Making resolutions such as 'get slimmer and be more positive' is about a state of mind. You can't induce this anymore than you can induce growing a prize marrow just by thinking about it. These are not good goals to set, and you are likely to end up demoralised because you have not identified how you will get slimmer, or practically what will change to help you with that positive thinking.

Alternatively, setting objectives such as 'cycle to work twice a week, and practice 2 new healthy recipes a week because reducing the amount of crap I eat will have a positive effect on my mood' is about physical, tangible, achievable actions that will naturally lead you to realise those hopes you have to be slimmer and a nicer person to be around. 

To obtain that life you want, you have to do it. Roll up those sleeves and get your work boots on!

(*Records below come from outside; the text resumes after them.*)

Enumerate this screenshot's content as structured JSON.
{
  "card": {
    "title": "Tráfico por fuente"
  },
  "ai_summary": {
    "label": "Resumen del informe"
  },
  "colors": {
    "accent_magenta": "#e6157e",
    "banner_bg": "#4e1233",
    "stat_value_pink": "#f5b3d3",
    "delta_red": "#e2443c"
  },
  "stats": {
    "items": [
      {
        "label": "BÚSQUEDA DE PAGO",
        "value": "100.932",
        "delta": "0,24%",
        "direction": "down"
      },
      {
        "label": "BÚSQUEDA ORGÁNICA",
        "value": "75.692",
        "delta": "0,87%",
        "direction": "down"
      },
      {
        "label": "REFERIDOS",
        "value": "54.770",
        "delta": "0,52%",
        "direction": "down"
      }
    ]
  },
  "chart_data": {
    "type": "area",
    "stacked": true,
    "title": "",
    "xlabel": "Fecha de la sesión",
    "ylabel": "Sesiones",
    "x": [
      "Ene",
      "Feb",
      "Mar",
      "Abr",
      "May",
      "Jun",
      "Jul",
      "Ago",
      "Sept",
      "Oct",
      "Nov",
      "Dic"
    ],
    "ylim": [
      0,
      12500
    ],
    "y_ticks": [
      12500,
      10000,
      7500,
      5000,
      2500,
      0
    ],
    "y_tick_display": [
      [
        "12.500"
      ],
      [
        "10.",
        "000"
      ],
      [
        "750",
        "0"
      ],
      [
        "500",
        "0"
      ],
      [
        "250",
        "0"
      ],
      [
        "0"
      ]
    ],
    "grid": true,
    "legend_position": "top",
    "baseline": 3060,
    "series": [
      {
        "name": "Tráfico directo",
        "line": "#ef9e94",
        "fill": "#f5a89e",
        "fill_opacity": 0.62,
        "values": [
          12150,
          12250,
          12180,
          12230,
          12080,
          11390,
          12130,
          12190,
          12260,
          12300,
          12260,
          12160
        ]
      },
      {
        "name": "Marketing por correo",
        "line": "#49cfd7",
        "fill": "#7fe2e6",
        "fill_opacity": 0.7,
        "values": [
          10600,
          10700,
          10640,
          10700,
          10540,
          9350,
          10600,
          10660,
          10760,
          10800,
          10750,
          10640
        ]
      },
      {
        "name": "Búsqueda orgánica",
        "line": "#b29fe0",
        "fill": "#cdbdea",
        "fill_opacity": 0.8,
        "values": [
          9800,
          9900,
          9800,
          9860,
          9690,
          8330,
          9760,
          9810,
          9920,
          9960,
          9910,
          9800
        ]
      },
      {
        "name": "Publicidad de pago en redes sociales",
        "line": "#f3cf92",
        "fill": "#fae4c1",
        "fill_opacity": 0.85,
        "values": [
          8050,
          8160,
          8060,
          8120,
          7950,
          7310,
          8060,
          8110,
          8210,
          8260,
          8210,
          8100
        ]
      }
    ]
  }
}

What are your top three objectives for a good, practical working start to the year?

*

For more on this, pick up the wonderful Jane Northcote's 'Making Change Happen' for practical and no nonsense advice on identifying, setting and realising objectives. Jane is a business consultant, and commissioned me to illustrate her book with drawings, exercises and question/answer space to make it highly interactive. It is targeted at business people, but I think the advice has a universal appeal. I—an artist—loved it!


{Today's Soundtrack: a blast from the past, The Verve - Lucky Man}

January 05, 2011

Fire Up


Happy new year everyone! I hope your Christmas time was lush and you are solidly back in the groove – welcome back!

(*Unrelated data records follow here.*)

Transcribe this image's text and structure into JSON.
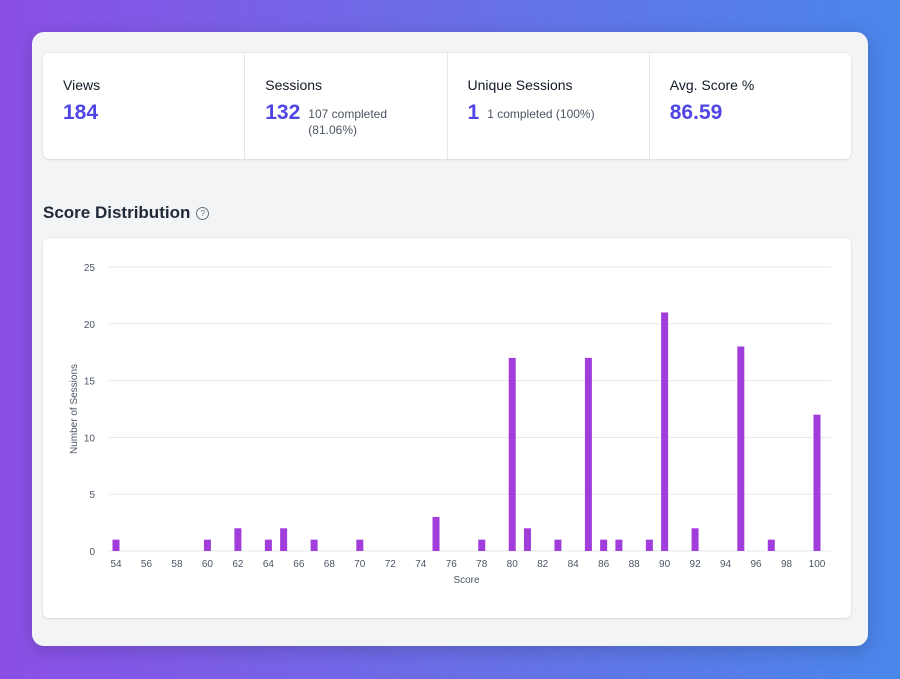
{
  "stats": [
    {
      "label": "Views",
      "value": "184",
      "sub": ""
    },
    {
      "label": "Sessions",
      "value": "132",
      "sub": "107 completed (81.06%)"
    },
    {
      "label": "Unique Sessions",
      "value": "1",
      "sub": "1 completed (100%)"
    },
    {
      "label": "Avg. Score %",
      "value": "86.59",
      "sub": ""
    }
  ],
  "section": {
    "title": "Score Distribution",
    "help_icon": "question-circle-icon"
  },
  "colors": {
    "accent": "#4f46e5",
    "bar": "#a13ddb",
    "grid": "#e5e7eb"
  },
  "chart_data": {
    "type": "bar",
    "xlabel": "Score",
    "ylabel": "Number of Sessions",
    "xlim": [
      54,
      100
    ],
    "ylim": [
      0,
      25
    ],
    "x_ticks": [
      54,
      56,
      58,
      60,
      62,
      64,
      66,
      68,
      70,
      72,
      74,
      76,
      78,
      80,
      82,
      84,
      86,
      88,
      90,
      92,
      94,
      96,
      98,
      100
    ],
    "y_ticks": [
      0,
      5,
      10,
      15,
      20,
      25
    ],
    "grid": true,
    "legend": "none",
    "x": [
      54,
      60,
      62,
      64,
      65,
      67,
      70,
      75,
      78,
      80,
      81,
      83,
      85,
      86,
      87,
      89,
      90,
      92,
      95,
      97,
      100
    ],
    "values": [
      1,
      1,
      2,
      1,
      2,
      1,
      1,
      3,
      1,
      17,
      2,
      1,
      17,
      1,
      1,
      1,
      21,
      2,
      18,
      1,
      12
    ]
  }
}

This new year I spent a lovely time with close friends as we wrapped up the year and let the promise inherent in Christmas fire us up for a fresh 2011 start. Curled up around the fire, feasting, chatting, we challenged each other to confront face on what was so hard in 2010, and really, some parts of it were dire. We walked through these experiences to a place of gratitude – gratitude for the fact we faced tough turns in our lives but lived to tell the tale, and are stronger for making it. Further, our faith is deeper that whatever happens God's hand is at work to see us through. So we said some prayers too, unconventionally for a night that supposedly wears the Biggest Party of the Year crown.

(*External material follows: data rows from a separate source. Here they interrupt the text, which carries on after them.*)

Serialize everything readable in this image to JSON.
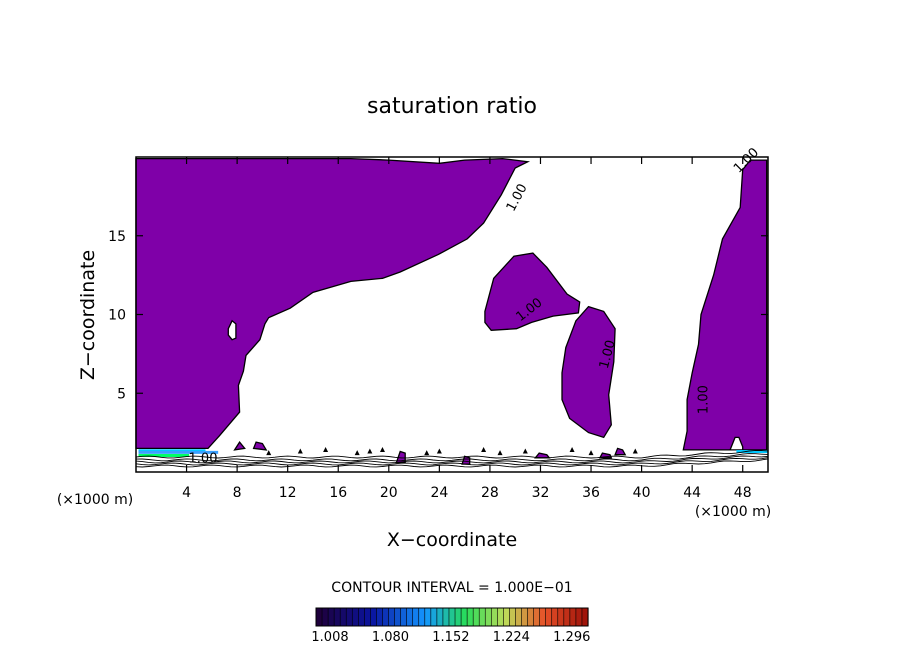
{
  "chart_data": {
    "type": "heatmap",
    "title": "saturation ratio",
    "xlabel": "X−coordinate",
    "ylabel": "Z−coordinate",
    "x_unit_left": "(×1000 m)",
    "x_unit_right": "(×1000 m)",
    "xlim": [
      0,
      50
    ],
    "ylim": [
      0,
      20
    ],
    "x_ticks": [
      4,
      8,
      12,
      16,
      20,
      24,
      28,
      32,
      36,
      40,
      44,
      48
    ],
    "y_ticks": [
      5,
      10,
      15
    ],
    "contour_labels": [
      "1.00",
      "1.00",
      "1.00",
      "1.00",
      "1.00",
      "1.00"
    ],
    "contour_interval_text": "CONTOUR INTERVAL = 1.000E−01",
    "colorbar": {
      "tick_labels": [
        "1.008",
        "1.080",
        "1.152",
        "1.224",
        "1.296"
      ],
      "min": 1.008,
      "max": 1.332
    },
    "fill_color": "#7f00a8",
    "regions": [
      {
        "name": "upper-left-saturated",
        "points": [
          [
            0,
            19.9
          ],
          [
            17,
            19.9
          ],
          [
            20,
            19.8
          ],
          [
            24,
            19.6
          ],
          [
            26,
            19.8
          ],
          [
            29,
            19.9
          ],
          [
            31,
            19.7
          ],
          [
            30,
            19.3
          ],
          [
            28.9,
            17.6
          ],
          [
            27.5,
            15.8
          ],
          [
            26.2,
            14.8
          ],
          [
            23.9,
            13.8
          ],
          [
            20.9,
            12.7
          ],
          [
            19.5,
            12.3
          ],
          [
            17,
            12.1
          ],
          [
            14,
            11.4
          ],
          [
            12.2,
            10.4
          ],
          [
            10.5,
            9.8
          ],
          [
            10.2,
            9.4
          ],
          [
            9.8,
            8.4
          ],
          [
            8.7,
            7.4
          ],
          [
            8.5,
            6.4
          ],
          [
            8.1,
            5.5
          ],
          [
            8.2,
            3.8
          ],
          [
            6.6,
            2.3
          ],
          [
            5.7,
            1.5
          ],
          [
            0,
            1.5
          ]
        ]
      },
      {
        "name": "upper-center-blob",
        "points": [
          [
            27.6,
            10.2
          ],
          [
            28.3,
            12.3
          ],
          [
            29.9,
            13.7
          ],
          [
            31.4,
            13.9
          ],
          [
            32.5,
            13.0
          ],
          [
            34.1,
            11.3
          ],
          [
            35.1,
            10.8
          ],
          [
            35.0,
            10.1
          ],
          [
            33.0,
            9.9
          ],
          [
            31.3,
            9.5
          ],
          [
            30.1,
            9.1
          ],
          [
            28.1,
            9.0
          ],
          [
            27.6,
            9.5
          ]
        ]
      },
      {
        "name": "middle-blob",
        "points": [
          [
            33.7,
            6.3
          ],
          [
            34.0,
            7.9
          ],
          [
            34.8,
            9.6
          ],
          [
            35.8,
            10.5
          ],
          [
            37.0,
            10.2
          ],
          [
            37.9,
            9.1
          ],
          [
            37.8,
            7.0
          ],
          [
            37.4,
            4.9
          ],
          [
            37.6,
            3.0
          ],
          [
            37.0,
            2.2
          ],
          [
            35.8,
            2.5
          ],
          [
            34.3,
            3.4
          ],
          [
            33.7,
            4.6
          ]
        ]
      },
      {
        "name": "right-column",
        "points": [
          [
            49.9,
            19.8
          ],
          [
            48.6,
            19.8
          ],
          [
            48.0,
            19.2
          ],
          [
            47.8,
            16.8
          ],
          [
            46.4,
            14.8
          ],
          [
            45.7,
            12.5
          ],
          [
            44.7,
            10.0
          ],
          [
            44.5,
            8.1
          ],
          [
            44.0,
            6.3
          ],
          [
            43.6,
            4.6
          ],
          [
            43.6,
            2.6
          ],
          [
            43.3,
            1.4
          ],
          [
            49.9,
            1.4
          ]
        ]
      },
      {
        "name": "surface-blob-1",
        "points": [
          [
            7.8,
            1.4
          ],
          [
            8.2,
            1.9
          ],
          [
            8.6,
            1.5
          ]
        ]
      },
      {
        "name": "surface-blob-2",
        "points": [
          [
            9.3,
            1.5
          ],
          [
            9.5,
            1.9
          ],
          [
            10.0,
            1.8
          ],
          [
            10.3,
            1.4
          ]
        ]
      },
      {
        "name": "surface-blob-3",
        "points": [
          [
            20.6,
            0.6
          ],
          [
            20.9,
            1.3
          ],
          [
            21.3,
            1.2
          ],
          [
            21.3,
            0.6
          ]
        ]
      },
      {
        "name": "surface-blob-4",
        "points": [
          [
            25.8,
            0.5
          ],
          [
            26.0,
            1.0
          ],
          [
            26.4,
            0.9
          ],
          [
            26.4,
            0.5
          ]
        ]
      },
      {
        "name": "surface-blob-5",
        "points": [
          [
            31.6,
            0.9
          ],
          [
            31.9,
            1.2
          ],
          [
            32.5,
            1.1
          ],
          [
            32.7,
            0.9
          ]
        ]
      },
      {
        "name": "surface-blob-6",
        "points": [
          [
            36.7,
            0.9
          ],
          [
            36.9,
            1.2
          ],
          [
            37.5,
            1.1
          ],
          [
            37.6,
            0.9
          ]
        ]
      },
      {
        "name": "surface-blob-7",
        "points": [
          [
            37.9,
            1.1
          ],
          [
            38.1,
            1.5
          ],
          [
            38.5,
            1.4
          ],
          [
            38.7,
            1.1
          ]
        ]
      }
    ],
    "holes": [
      {
        "name": "left-hole",
        "points": [
          [
            7.3,
            9.1
          ],
          [
            7.6,
            9.6
          ],
          [
            7.9,
            9.4
          ],
          [
            7.9,
            8.5
          ],
          [
            7.6,
            8.4
          ],
          [
            7.3,
            8.7
          ]
        ]
      },
      {
        "name": "right-bottom-hole",
        "points": [
          [
            47.0,
            1.4
          ],
          [
            47.4,
            2.2
          ],
          [
            47.7,
            2.2
          ],
          [
            48.0,
            1.6
          ],
          [
            48.0,
            1.4
          ]
        ]
      }
    ]
  }
}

What seemed so new about this new year was a resolve that we will not take 'no' for an answer, even after all this. New year is our cultural moment to choose reignition and spark into new adventures, putting the past into positive light and holding torches up for the future. We talked—me and my friends—about what we will remember about making it, and how we will remember, and how these memories will inspire us to grasp all the things we dream of for 2011. 

It's not just the 'what', it's the 'how' too.

It becomes the new year tradition for many, to fill these lanterns with light and float them off into the air. We have gratitude for what has gone before and we have hope for what lies ahead.

Have a wonderful, adventure-filled 2011.